The phrase “curb your dog” can have different contextual meanings. According to Lexico, it means you should lead your dog near the curb to urinate or defecate to prevent him/her from soiling buildings, pavements, etc. You must pick up after your dog to display basic etiquette and comply with applicable pooper scooper laws.

“Curb your dog” could also mean that you should control your dog either through a leash or by confinement to your private property. This meaning would usually apply in places like parks where not everyone may appreciate the idea of a freely roaming canine.


Curb training refers to training your dog to do his business by the curb on a street rather than on the sidewalk. Curb training becomes important in large metropolitans especially, where a lack of easily accessible green spaces and shortage of private yards makes dogs pooping on streets unavoidable. Hence, most major cities have put in place a curb training policy for the benefit of dogs, their owners, and other road users.


Simply put, “Curb Your Dog” signs are reminders that serve the dual purpose of alerting dog owners and promoting the safety of humans, animals, and the dog in question. When placed on streets and sidewalks, these signs remind dog walkers that their pets must defecate by the curb. When used in parks and gardens, the signs ensure dog owners restrain their dogs and prevent unwelcome introductions and encounters. “Curb Your Dog” signs are a zero-interaction way to get dog owners to act responsibly and not let their beloved pets run amok.


Curb training is not as difficult as it may seem. The following ideas may help:
- Start early. The younger the dog, the easier it will be to train him/her.
- Do not go easy on rewards. As with other behaviors, positive reinforcement will reinforce your curb training efforts and build the habit for life.
- When starting with curb training, you may have to lift your dog and place him at the right spot. You must keep an eye on him/her so he/she doesn’t wander and eliminate where not allowed.
Once your dog is done, remember to clean up after him as a responsible dog owner and a good neighbor.


Making dogs poop at the curb solves many problems. It is convenient for a lot of dog owners who may not have their own yards or find it difficult to take their pets to the park each day. Choosing the curb over the sidewalk prevents possible nasty surprises for unsuspecting pedestrians who may otherwise step in dog poop.

Where sidewalks are extensions of somebody’s property, streets belong to the city and are cleaned regularly. Hence, when dogs are curb trained, their droppings are cleaned by the street sweepers even if the owner forgets to clean up after. This way random heaps of poop are never allowed to form and the streets remain clean as do the pedestrians' footwear.


There are certain rules of etiquette that all responsible dog owners follow when walking their beloved pet. These include:

- Leash the dog - While most states and local jurisdictions have leash laws, putting a leash on your pet shouldn’t be a matter of enforcement. It is basic good behavior on your part and ensures the safety of your dog, other animals, and humans.

- Clean up after - Another fairly simple rule. Disposing of your dog’s poop is your responsibility, not your neighbor’s or the municipality’s. You should have a poop disposal bag handy and pick up after your dog without any misses.
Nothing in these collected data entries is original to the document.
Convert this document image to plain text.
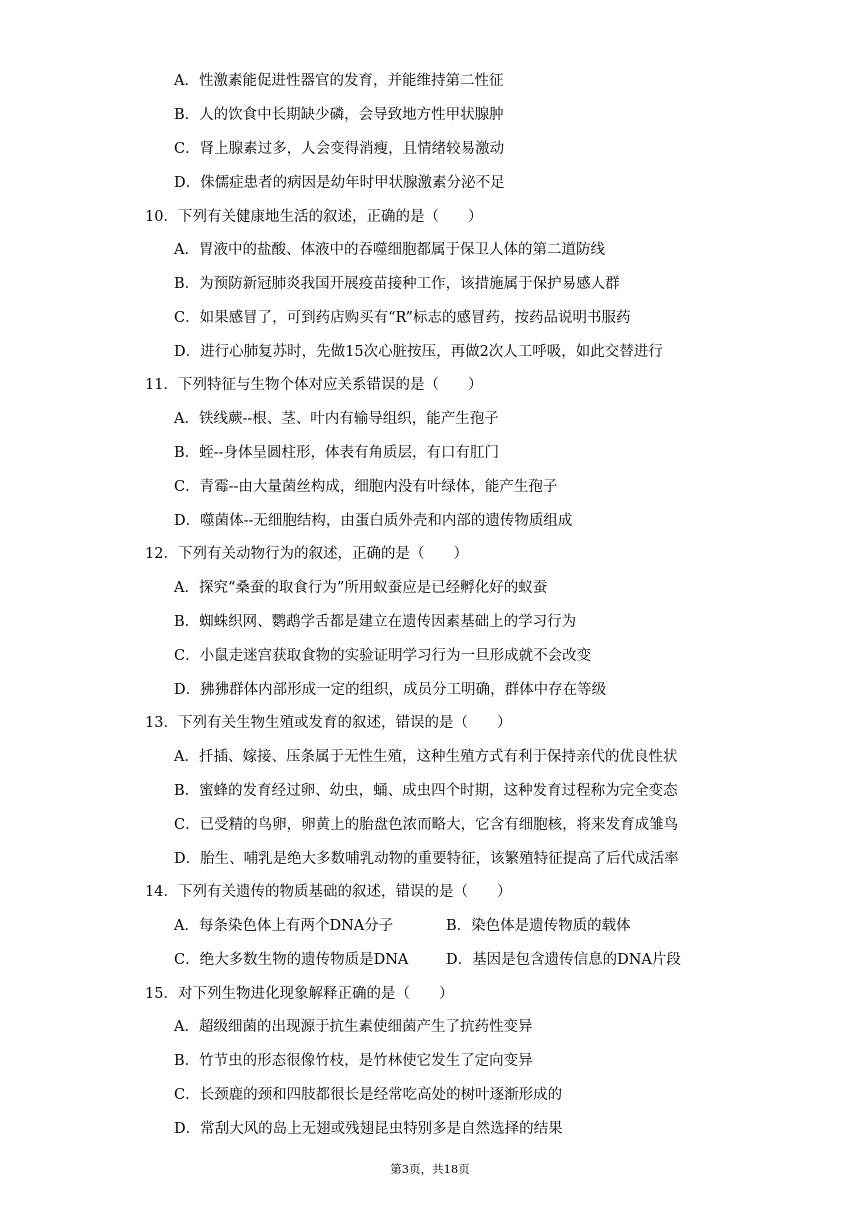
A．性激素能促进性器官的发育，并能维持第二性征
B．人的饮食中长期缺少磷，会导致地方性甲状腺肿
C．肾上腺素过多，人会变得消瘦，且情绪较易激动
D．侏儒症患者的病因是幼年时甲状腺激素分泌不足
10．下列有关健康地生活的叙述，正确的是（　　）
A．胃液中的盐酸、体液中的吞噬细胞都属于保卫人体的第二道防线
B．为预防新冠肺炎我国开展疫苗接种工作，该措施属于保护易感人群
C．如果感冒了，可到药店购买有“R”标志的感冒药，按药品说明书服药
D．进行心肺复苏时，先做15次心脏按压，再做2次人工呼吸，如此交替进行
11．下列特征与生物个体对应关系错误的是（　　）
A．铁线蕨--根、茎、叶内有输导组织，能产生孢子
B．蛭--身体呈圆柱形，体表有角质层，有口有肛门
C．青霉--由大量菌丝构成，细胞内没有叶绿体，能产生孢子
D．噬菌体--无细胞结构，由蛋白质外壳和内部的遗传物质组成
12．下列有关动物行为的叙述，正确的是（　　）
A．探究“桑蚕的取食行为”所用蚁蚕应是已经孵化好的蚁蚕
B．蜘蛛织网、鹦鹉学舌都是建立在遗传因素基础上的学习行为
C．小鼠走迷宫获取食物的实验证明学习行为一旦形成就不会改变
D．狒狒群体内部形成一定的组织，成员分工明确，群体中存在等级
13．下列有关生物生殖或发育的叙述，错误的是（　　）
A．扦插、嫁接、压条属于无性生殖，这种生殖方式有利于保持亲代的优良性状
B．蜜蜂的发育经过卵、幼虫，蛹、成虫四个时期，这种发育过程称为完全变态
C．已受精的鸟卵，卵黄上的胎盘色浓而略大，它含有细胞核，将来发育成雏鸟
D．胎生、哺乳是绝大多数哺乳动物的重要特征，该繁殖特征提高了后代成活率
14．下列有关遗传的物质基础的叙述，错误的是（　　）
A．每条染色体上有两个DNA分子	B．染色体是遗传物质的载体
C．绝大多数生物的遗传物质是DNA	D．基因是包含遗传信息的DNA片段
15．对下列生物进化现象解释正确的是（　　）
A．超级细菌的出现源于抗生素使细菌产生了抗药性变异
B．竹节虫的形态很像竹枝，是竹林使它发生了定向变异
C．长颈鹿的颈和四肢都很长是经常吃高处的树叶逐渐形成的
D．常刮大风的岛上无翅或残翅昆虫特别多是自然选择的结果
第3页，共18页
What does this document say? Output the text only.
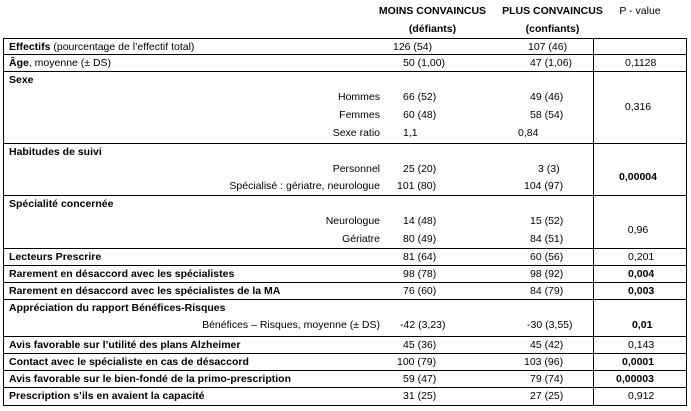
MOINS CONVAINCUS
(défiants)
PLUS CONVAINCUS
(confiants)
P - value
Effectifs (pourcentage de l’effectif total)	126 (54)	107 (46)
Âge, moyenne (± DS)	50 (1,00)	47 (1,06)	0,1128
Sexe
Hommes 66 (52)	49 (46)
Femmes 60 (48)	58 (54)
0,316
Sexe ratio 1,1	0,84
Habitudes de suivi
Personnel 25 (20)	3 (3)
Spécialisé : gériatre, neurologue 101 (80)	104 (97)
0,00004
Spécialité concernée
Neurologue 14 (48)	15 (52)
Gériatre 80 (49)	84 (51)
0,96
Lecteurs Prescrire	81 (64)	60 (56)	0,201
Rarement en désaccord avec les spécialistes	98 (78)	98 (92)	0,004
Rarement en désaccord avec les spécialistes de la MA	76 (60)	84 (79)	0,003
Appréciation du rapport Bénéfices-Risques
Bénéfices – Risques, moyenne (± DS) -42 (3,23)	-30 (3,55)	0,01
Avis favorable sur l’utilité des plans Alzheimer	45 (36)	45 (42)	0,143
Contact avec le spécialiste en cas de désaccord	100 (79)	103 (96)	0,0001
Avis favorable sur le bien-fondé de la primo-prescription	59 (47)	79 (74)	0,00003
Prescription s’ils en avaient la capacité	31 (25)	27 (25)	0,912
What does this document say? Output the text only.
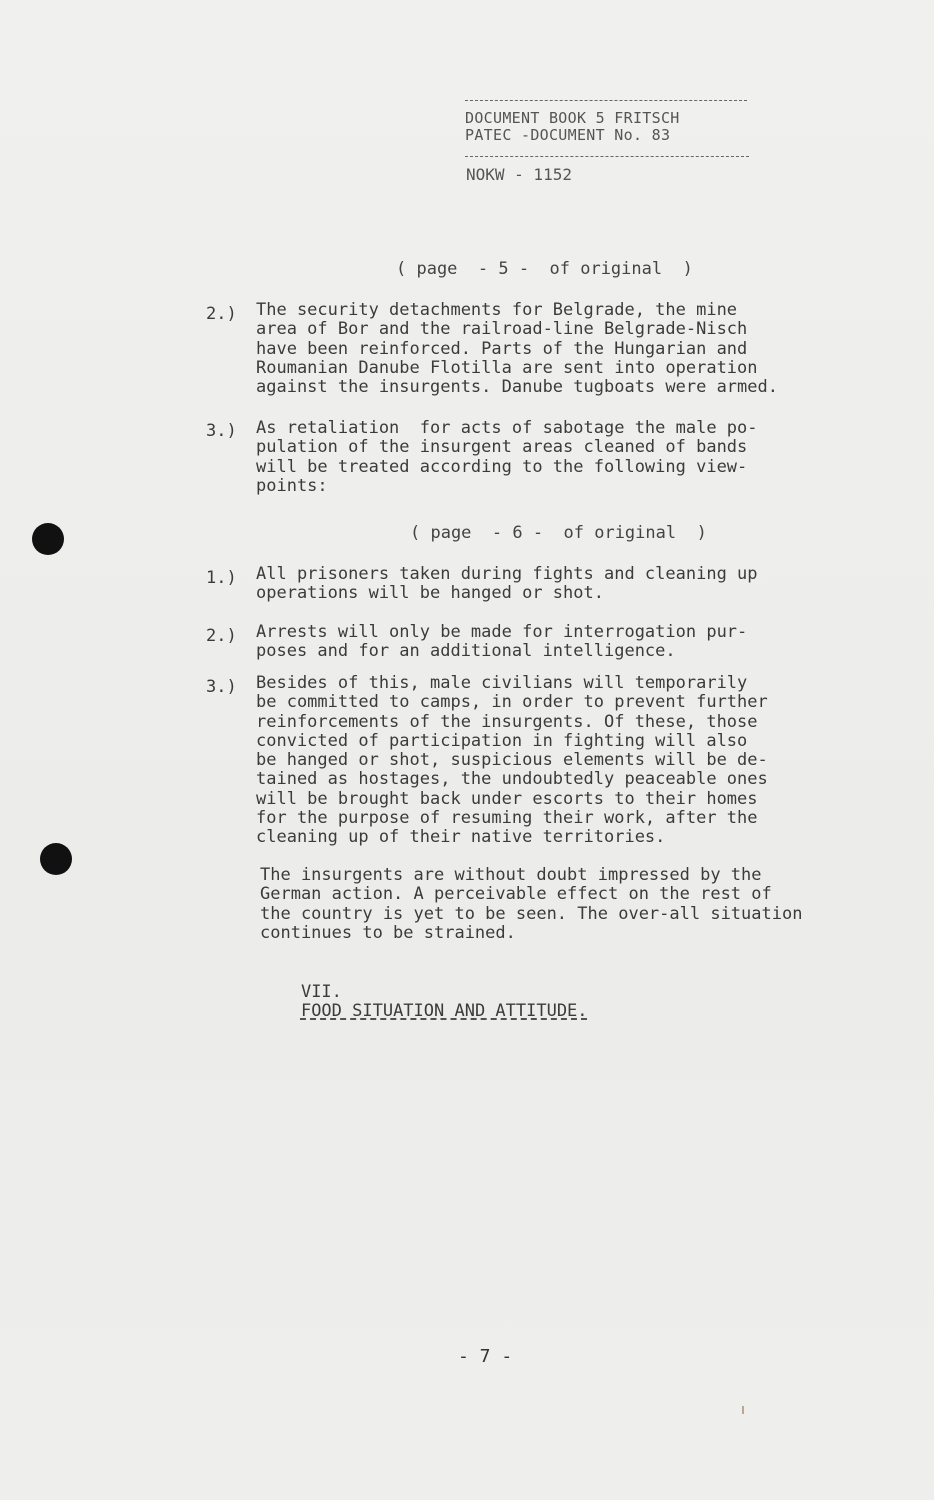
DOCUMENT BOOK 5 FRITSCH
PATEC -DOCUMENT No. 83
NOKW - 1152
( page  - 5 -  of original  )
2.) The security detachments for Belgrade, the mine
area of Bor and the railroad-line Belgrade-Nisch
have been reinforced. Parts of the Hungarian and
Roumanian Danube Flotilla are sent into operation
against the insurgents. Danube tugboats were armed.
3.) As retaliation  for acts of sabotage the male po-
pulation of the insurgent areas cleaned of bands
will be treated according to the following view-
points:
( page  - 6 -  of original  )
1.) All prisoners taken during fights and cleaning up
operations will be hanged or shot.
2.) Arrests will only be made for interrogation pur-
poses and for an additional intelligence.
3.) Besides of this, male civilians will temporarily
be committed to camps, in order to prevent further
reinforcements of the insurgents. Of these, those
convicted of participation in fighting will also
be hanged or shot, suspicious elements will be de-
tained as hostages, the undoubtedly peaceable ones
will be brought back under escorts to their homes
for the purpose of resuming their work, after the
cleaning up of their native territories.
The insurgents are without doubt impressed by the
German action. A perceivable effect on the rest of
the country is yet to be seen. The over-all situation
continues to be strained.

VII.
FOOD SITUATION AND ATTITUDE.

- 7 -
If a sense of responsibility is not enough, know that “Scoop the poop” is a law in many states, cities, and towns.

- Be respectful - While you may be super proud of your dog and think of him/her as the most well-behaved dog ever, please do not let him/her interact with other humans without their permission. It is equally important to ensure your dog does not cause distress to other pets and wildlife.

- Do not trespass - Keep your dog in check at all times. Him/her walking through/peeing or pooping on other people’s property qualifies as trespassing. It is certainly not something that good neighbors and responsible dog owners allow to happen.

- Stay alert - This is crucial for the safety of your pet as well as that of others. Keep an eye out for approaching vehicles, animals, and any triggers your dog may be sensitive to. It is highly recommended to stay off your phone and focus solely on spending quality time with your furry buddy.